RI Bakal Surplus Tembaga di 2025, Ini Siasat Amman Mineral Serap Pasokan

RI Bakal Surplus Tembaga di 2025, Ini Siasat Amman Mineral Serap Pasokan
Direktur Utama Amman Mineral Nusa Tenggara, Rahmat Makkasau, dalam Acara Halalbihalal di Jakarta. Foto: Ema Fitriyani/kumparan

Presiden Direktur PT Amman Mineral Nusa Tenggara (AMMAN), Rachmat Makkasau, menyebutkan pihaknya berkomitmen mengembangkan industri hilirisasi di dalam negeri di tengah kelebihan pasokan atau surplus tembaga mulai tahun 2025.

Rachmat berkata, Amman Mineral saat ini masih dalam tahap konstruksi fasilitas pengolahan dan pemurnian mineral atau smelter tembaga di Wilayah Pertambangan Batu Hijau di Kabupaten Sumbawa, Provinsi Nusa Tenggara Barat (NTB).

Dia memastikan, smelter Amman Mineral maupun smelter tembaga PT Freeport di Gresik bisa mulai berproduksi di tahun 2024, sehingga proyeksi kelebihan pasokan tembaga bisa teratasi.

"Amman Mineral dengan PT Freeport diperkirakan kedua smelter itu bisa beroperasi di akhir tahun 2024 jadi mudah-mudahan excess kapasitas itu bisa menjadi peluang besar buat negara kita untuk lebih mengembangkan industri downstream," ungkapnya kepada wartawan di the Dharmawangsa Jakarta, Selasa (13/12).

Meskipun demikian, Rachmat enggan berkomentar lebih lanjut mengenai rencana Presiden Joko Widodo (Jokowi) untuk menyetop ekspor bahan mentah mineral, termasuk tembaga, dalam waktu dekat.

Sejauh ini, dia memastikan tidak ada masalah dalam penyerapan produksi tembaga. Adapun untuk produksi yang tidak terserap oleh industri dalam negeri tentunya masih harus diekspor.
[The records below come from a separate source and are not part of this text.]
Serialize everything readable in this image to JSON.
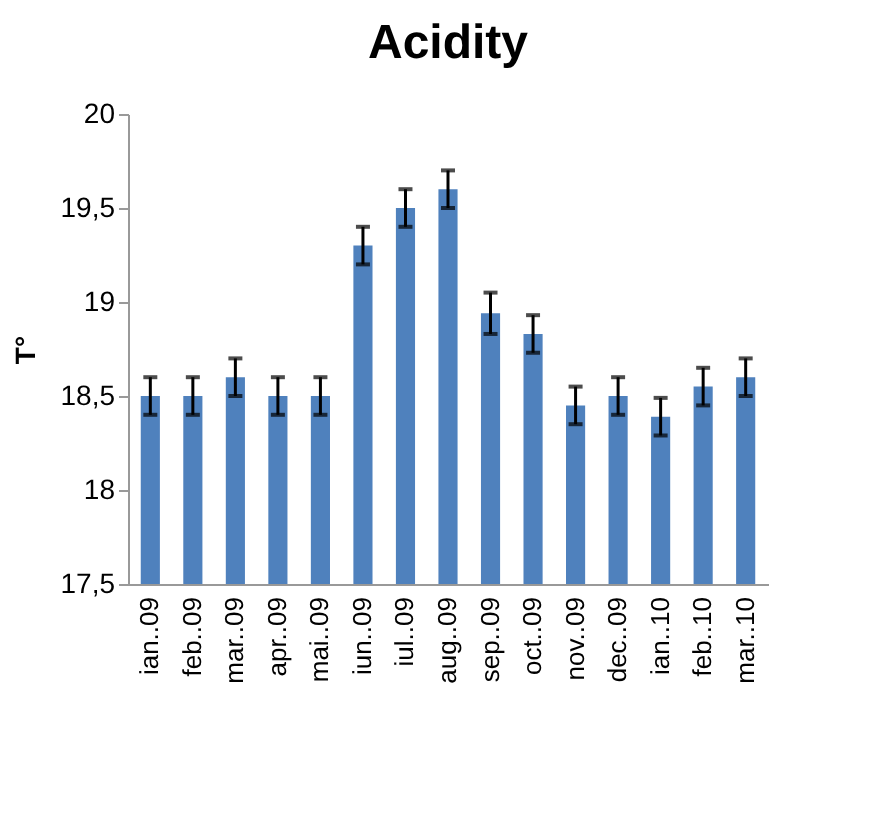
{
  "chart_data": {
    "type": "bar",
    "title": "Acidity",
    "ylabel": "T°",
    "categories": [
      "ian..09",
      "feb..09",
      "mar..09",
      "apr..09",
      "mai..09",
      "iun..09",
      "iul..09",
      "aug..09",
      "sep..09",
      "oct..09",
      "nov..09",
      "dec..09",
      "ian..10",
      "feb..10",
      "mar..10"
    ],
    "values": [
      18.5,
      18.5,
      18.6,
      18.5,
      18.5,
      19.3,
      19.5,
      19.6,
      18.94,
      18.83,
      18.45,
      18.5,
      18.39,
      18.55,
      18.6
    ],
    "errors": [
      0.1,
      0.1,
      0.1,
      0.1,
      0.1,
      0.1,
      0.1,
      0.1,
      0.11,
      0.1,
      0.1,
      0.1,
      0.1,
      0.1,
      0.1
    ],
    "color": "#4f81bd",
    "ylim": [
      17.5,
      20
    ],
    "yticks": [
      {
        "value": 17.5,
        "label": "17,5"
      },
      18,
      {
        "value": 18.5,
        "label": "18,5"
      },
      19,
      {
        "value": 19.5,
        "label": "19,5"
      },
      20
    ],
    "grid": false
  }
}
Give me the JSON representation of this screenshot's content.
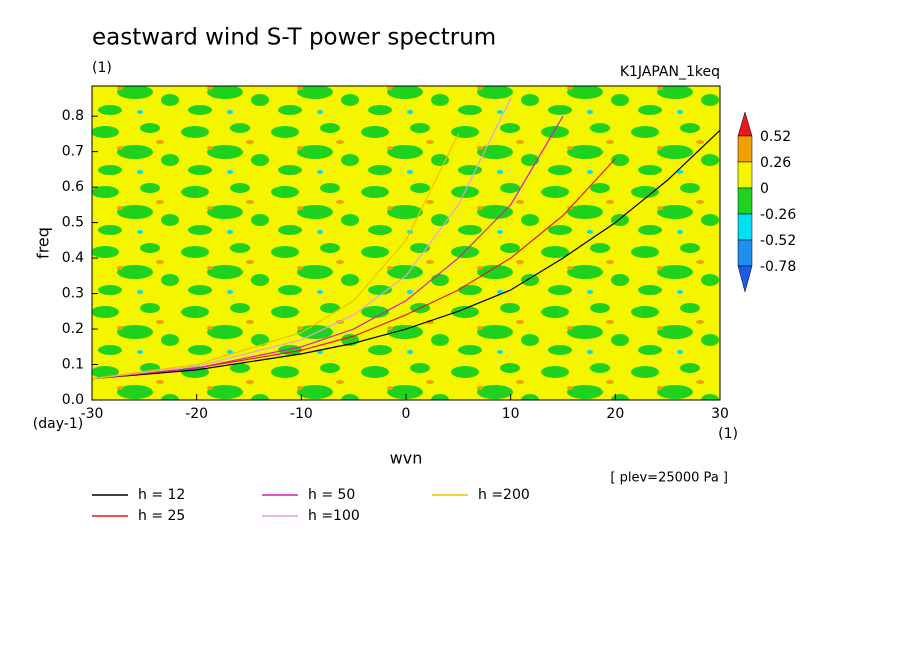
{
  "chart_data": {
    "type": "line",
    "title": "eastward wind S-T power spectrum",
    "subtitle": "(1)",
    "annotation": "K1JAPAN_1keq",
    "ylabel": "freq",
    "yunit": "(day-1)",
    "xlabel": "wvn",
    "xunit": "(1)",
    "note": "[ plev=25000 Pa ]",
    "x": [
      -30,
      -20,
      -10,
      -5,
      0,
      5,
      10,
      15,
      20,
      25,
      30
    ],
    "xlim": [
      -30,
      30
    ],
    "xticks": [
      -30,
      -20,
      -10,
      0,
      10,
      20,
      30
    ],
    "ylim": [
      0,
      0.885
    ],
    "yticks": [
      {
        "value": 0,
        "label": "0.0"
      },
      0.1,
      0.2,
      0.3,
      0.4,
      0.5,
      0.6,
      0.7,
      0.8
    ],
    "series": [
      {
        "name": "h = 12",
        "color": "#000000",
        "values": [
          0.06,
          0.085,
          0.13,
          0.16,
          0.2,
          0.25,
          0.31,
          0.4,
          0.5,
          0.62,
          0.76
        ]
      },
      {
        "name": "h = 25",
        "color": "#e81818",
        "values": [
          0.06,
          0.09,
          0.14,
          0.18,
          0.24,
          0.31,
          0.4,
          0.52,
          0.68,
          null,
          null
        ]
      },
      {
        "name": "h = 50",
        "color": "#d020b0",
        "values": [
          0.06,
          0.09,
          0.15,
          0.2,
          0.28,
          0.4,
          0.55,
          0.8,
          null,
          null,
          null
        ]
      },
      {
        "name": "h =100",
        "color": "#e0a0e0",
        "values": [
          0.06,
          0.095,
          0.17,
          0.24,
          0.35,
          0.55,
          0.85,
          null,
          null,
          null,
          null
        ]
      },
      {
        "name": "h =200",
        "color": "#f0c000",
        "values": [
          0.06,
          0.1,
          0.19,
          0.28,
          0.45,
          0.75,
          null,
          null,
          null,
          null,
          null
        ]
      }
    ],
    "colorbar": {
      "levels": [
        0.52,
        0.26,
        0,
        -0.26,
        -0.52,
        -0.78
      ],
      "colors": [
        "#e81818",
        "#f0a000",
        "#f5f500",
        "#1ed21e",
        "#00e0f0",
        "#1e90f0",
        "#1e5ae8"
      ]
    }
  }
}
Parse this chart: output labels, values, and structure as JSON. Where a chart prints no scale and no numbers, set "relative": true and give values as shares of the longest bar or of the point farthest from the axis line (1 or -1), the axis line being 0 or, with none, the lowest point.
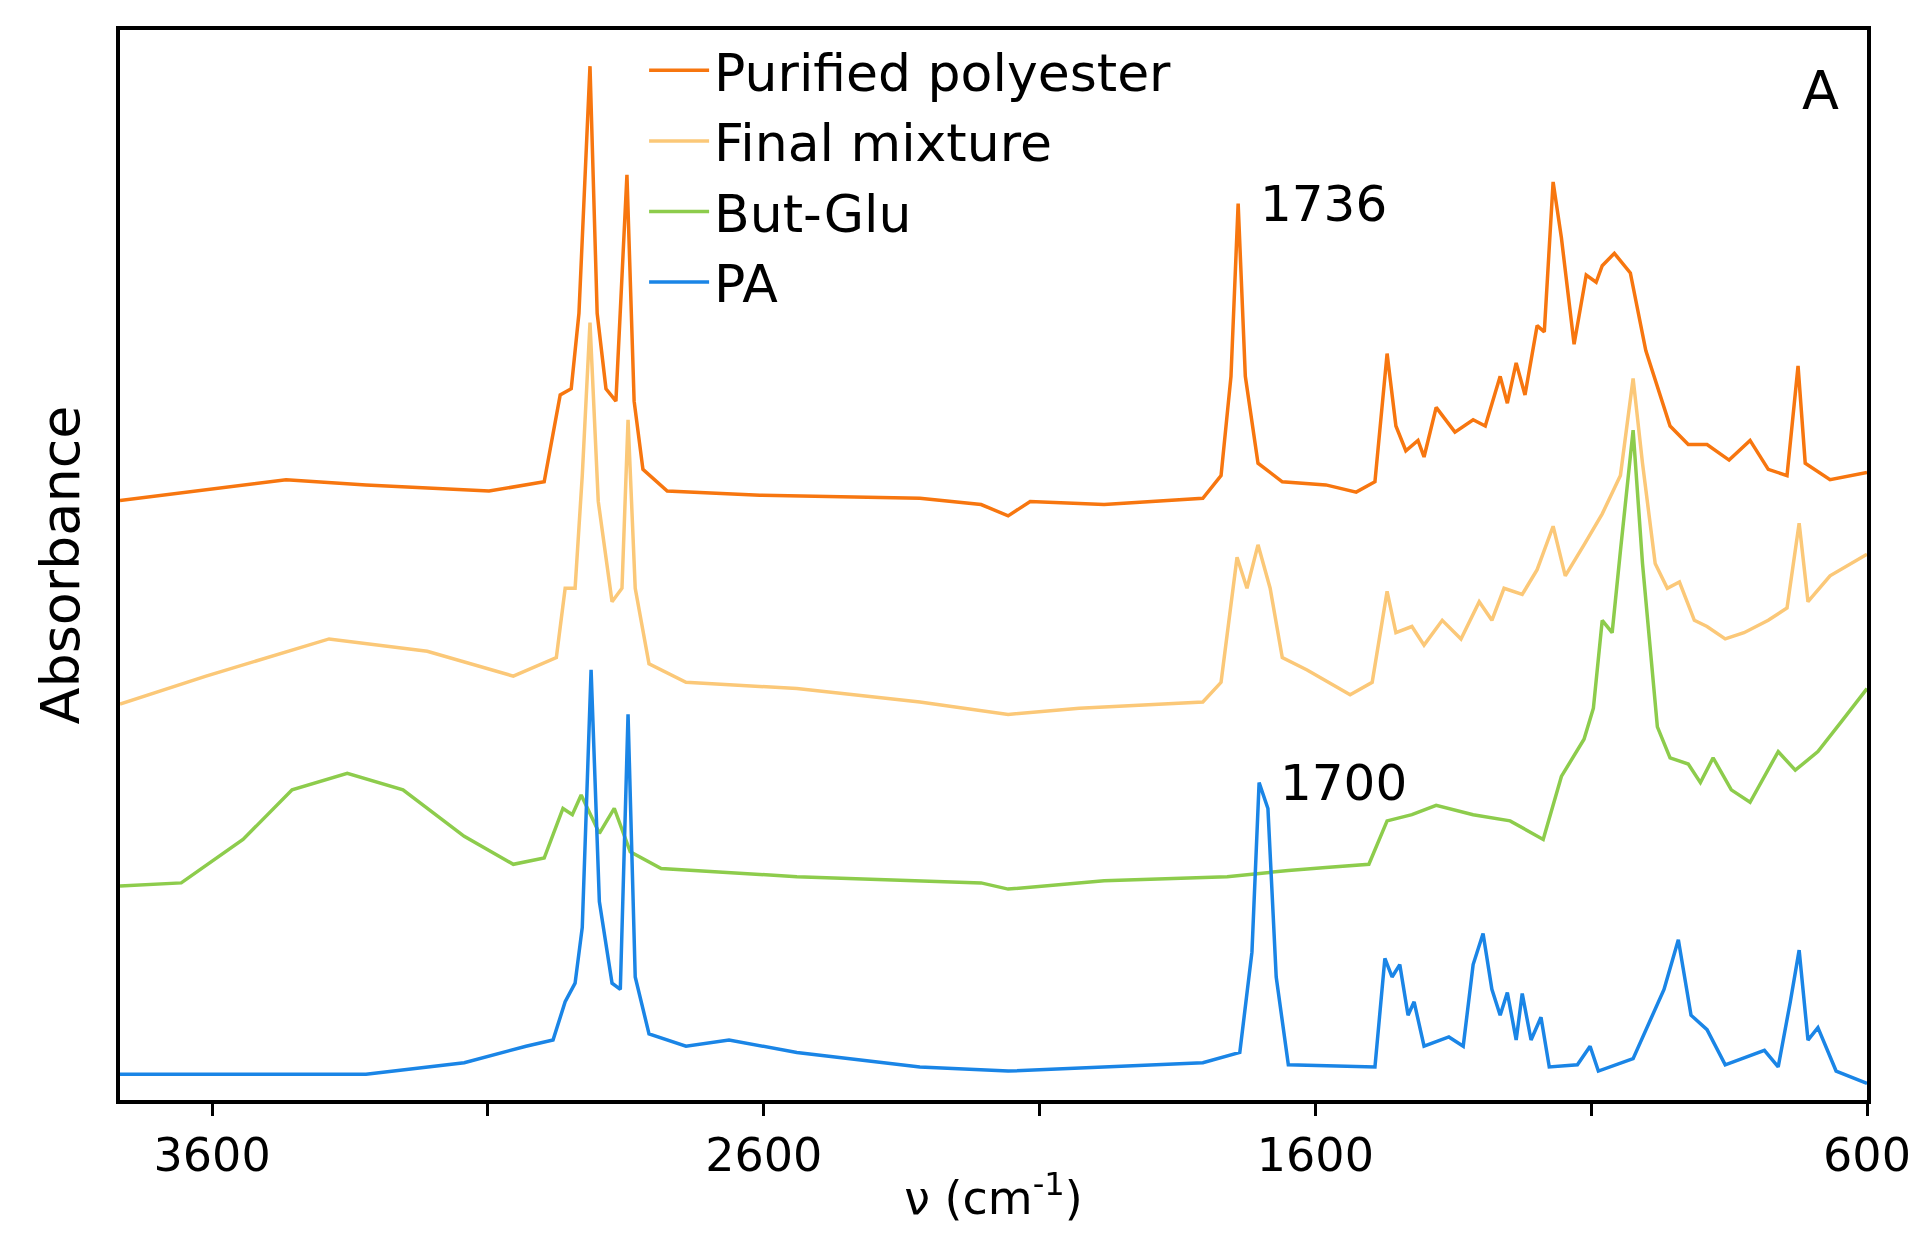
{
  "chart_data": {
    "type": "line",
    "relative": true,
    "xlabel": "ν (cm$^{-1}$)",
    "ylabel": "Absorbance",
    "xlim": [
      3767,
      600
    ],
    "xticks": [
      3600,
      {
        "value": 3100,
        "label": null
      },
      2600,
      {
        "value": 2100,
        "label": null
      },
      1600,
      {
        "value": 1100,
        "label": null
      },
      600
    ],
    "legend": "top",
    "line_style": "solid",
    "marker": "none",
    "tick_labels": "x",
    "annotations": [
      {
        "text": "1736",
        "x": 1736,
        "y": 0.867
      },
      {
        "text": "1700",
        "x": 1700,
        "y": 0.307
      },
      "A"
    ],
    "series": [
      {
        "name": "Purified polyester",
        "color": "#f7760f",
        "x": [
          3767,
          3466,
          3321,
          3098,
          2998,
          2969,
          2949,
          2935,
          2915,
          2902,
          2886,
          2868,
          2848,
          2835,
          2819,
          2775,
          2607,
          2317,
          2206,
          2157,
          2117,
          1983,
          1804,
          1771,
          1753,
          1740,
          1727,
          1704,
          1660,
          1581,
          1526,
          1492,
          1470,
          1454,
          1436,
          1414,
          1403,
          1381,
          1347,
          1314,
          1292,
          1265,
          1252,
          1236,
          1220,
          1198,
          1185,
          1169,
          1154,
          1131,
          1109,
          1091,
          1080,
          1058,
          1029,
          1001,
          957,
          924,
          890,
          850,
          812,
          779,
          745,
          725,
          712,
          667,
          600
        ],
        "values": [
          0.58,
          0.6,
          0.595,
          0.589,
          0.598,
          0.682,
          0.688,
          0.761,
          1.0,
          0.761,
          0.688,
          0.676,
          0.895,
          0.676,
          0.61,
          0.589,
          0.585,
          0.582,
          0.576,
          0.565,
          0.579,
          0.576,
          0.582,
          0.604,
          0.7,
          0.867,
          0.7,
          0.616,
          0.598,
          0.595,
          0.588,
          0.598,
          0.722,
          0.652,
          0.628,
          0.638,
          0.622,
          0.67,
          0.646,
          0.658,
          0.652,
          0.7,
          0.674,
          0.713,
          0.682,
          0.749,
          0.743,
          0.888,
          0.834,
          0.731,
          0.798,
          0.791,
          0.807,
          0.819,
          0.8,
          0.725,
          0.652,
          0.634,
          0.634,
          0.619,
          0.638,
          0.61,
          0.604,
          0.71,
          0.616,
          0.6,
          0.607
        ]
      },
      {
        "name": "Final mixture",
        "color": "#fbc878",
        "x": [
          3767,
          3611,
          3388,
          3210,
          3054,
          2976,
          2960,
          2942,
          2929,
          2915,
          2900,
          2875,
          2857,
          2846,
          2833,
          2808,
          2741,
          2540,
          2317,
          2157,
          2028,
          1804,
          1771,
          1742,
          1724,
          1704,
          1682,
          1660,
          1615,
          1537,
          1497,
          1470,
          1454,
          1425,
          1403,
          1370,
          1336,
          1303,
          1280,
          1258,
          1225,
          1198,
          1169,
          1147,
          1113,
          1080,
          1047,
          1024,
          1007,
          984,
          962,
          940,
          913,
          890,
          857,
          823,
          779,
          745,
          723,
          707,
          667,
          600
        ],
        "values": [
          0.383,
          0.41,
          0.446,
          0.434,
          0.41,
          0.428,
          0.495,
          0.495,
          0.604,
          0.752,
          0.579,
          0.482,
          0.495,
          0.658,
          0.495,
          0.422,
          0.404,
          0.398,
          0.385,
          0.373,
          0.379,
          0.385,
          0.404,
          0.525,
          0.495,
          0.537,
          0.495,
          0.428,
          0.416,
          0.392,
          0.404,
          0.492,
          0.452,
          0.458,
          0.44,
          0.464,
          0.446,
          0.482,
          0.464,
          0.495,
          0.489,
          0.513,
          0.555,
          0.507,
          0.537,
          0.567,
          0.604,
          0.698,
          0.616,
          0.519,
          0.495,
          0.501,
          0.464,
          0.458,
          0.446,
          0.452,
          0.464,
          0.476,
          0.558,
          0.482,
          0.507,
          0.528
        ]
      },
      {
        "name": "But-Glu",
        "color": "#8dcc4c",
        "x": [
          3767,
          3656,
          3544,
          3455,
          3355,
          3254,
          3143,
          3054,
          2998,
          2964,
          2947,
          2931,
          2898,
          2871,
          2842,
          2786,
          2540,
          2206,
          2157,
          1983,
          1760,
          1649,
          1581,
          1503,
          1470,
          1425,
          1381,
          1314,
          1247,
          1187,
          1154,
          1113,
          1096,
          1080,
          1062,
          1047,
          1024,
          1007,
          980,
          957,
          924,
          902,
          879,
          846,
          812,
          761,
          730,
          689,
          645,
          600
        ],
        "values": [
          0.207,
          0.21,
          0.252,
          0.3,
          0.316,
          0.3,
          0.255,
          0.228,
          0.234,
          0.282,
          0.276,
          0.295,
          0.258,
          0.282,
          0.24,
          0.224,
          0.216,
          0.21,
          0.204,
          0.212,
          0.216,
          0.222,
          0.225,
          0.228,
          0.27,
          0.276,
          0.285,
          0.276,
          0.27,
          0.252,
          0.313,
          0.349,
          0.379,
          0.464,
          0.452,
          0.531,
          0.648,
          0.519,
          0.361,
          0.331,
          0.325,
          0.307,
          0.331,
          0.3,
          0.288,
          0.337,
          0.319,
          0.337,
          0.367,
          0.398
        ]
      },
      {
        "name": "PA",
        "color": "#1a85e6",
        "x": [
          3767,
          3321,
          3143,
          3031,
          2982,
          2960,
          2942,
          2929,
          2913,
          2898,
          2875,
          2860,
          2846,
          2833,
          2808,
          2741,
          2663,
          2540,
          2317,
          2157,
          1804,
          1737,
          1715,
          1702,
          1686,
          1671,
          1649,
          1492,
          1474,
          1461,
          1447,
          1432,
          1421,
          1403,
          1358,
          1332,
          1314,
          1296,
          1280,
          1265,
          1252,
          1236,
          1225,
          1209,
          1191,
          1176,
          1125,
          1102,
          1087,
          1024,
          968,
          942,
          919,
          890,
          857,
          786,
          761,
          739,
          723,
          707,
          689,
          656,
          600
        ],
        "values": [
          0.025,
          0.025,
          0.036,
          0.052,
          0.058,
          0.095,
          0.113,
          0.167,
          0.416,
          0.192,
          0.113,
          0.107,
          0.373,
          0.119,
          0.064,
          0.052,
          0.058,
          0.046,
          0.032,
          0.028,
          0.036,
          0.046,
          0.143,
          0.307,
          0.282,
          0.119,
          0.034,
          0.032,
          0.137,
          0.119,
          0.131,
          0.082,
          0.095,
          0.052,
          0.061,
          0.052,
          0.131,
          0.161,
          0.107,
          0.082,
          0.104,
          0.058,
          0.103,
          0.058,
          0.08,
          0.032,
          0.034,
          0.052,
          0.028,
          0.04,
          0.107,
          0.155,
          0.082,
          0.068,
          0.034,
          0.048,
          0.032,
          0.095,
          0.145,
          0.058,
          0.07,
          0.028,
          0.016
        ]
      }
    ]
  }
}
"Itu sih mudah harusnya, tidak ada masalah. (Kelebihannya) kan ekspor semua kemungkinan ya, yang pasti kalau yang tidak diserap dalam negeri kan diekspor," tandas Rachmat.

Sementara dalam pemaparannya di E2S Outlook Sektor ESDM 2023, Rachmat mengungkap ada potensi produksi katoda tembaga di Indonesia akan lebih besar dari kebutuhan di dalam negeri, alias surplus tembaga mulai tahun 2025.

Rachmat menuturkan, kondisi yang terjadi di tanah air akan sangat berbeda dari negara-negara lain di dunia yang akan mengalami shortage atau pasokan (supply) tembaga yang lebih sedikit daripada kebutuhan (demand).

"Kebalikan sebenarnya terjadi di Indonesia, untuk copper kita kelebihan, ini jadi peluang bagi kita. Kita akan produksi sekitar 1,2 juta ton katoda tembaga di 2025 ke atas, sedangkan kebutuhan dalam negeri hanya 25-30 persen," jelasnya.

Dia menambahkan, kondisi pasokan dan kebutuhan tembaga di dunia akan seret, lantaran komitmen transisi energi yang digalakkan seluruh negara akan meningkatkan permintaan tembaga dan nikel, salah satunya untuk komponen kendaraan listrik (electric vehicle/EV).

Lebih lanjut, Rachmat mengatakan peningkatan kebutuhan komoditas tembaga yaitu 3-4 persen per tahun. Peningkatan ini tidak disertai perkembangan produksi, sehingga cadangan tembaga dunia sekitar tahun 2028-2030 diproyeksi lebih sedikit dari kebutuhan dunia.

Salah satu hambatan dari peningkatan produksi tembaga, kata Rachmat, yakni belanja modal atau capital expenditure (capex) pertambangan tembaga yang sangat besar.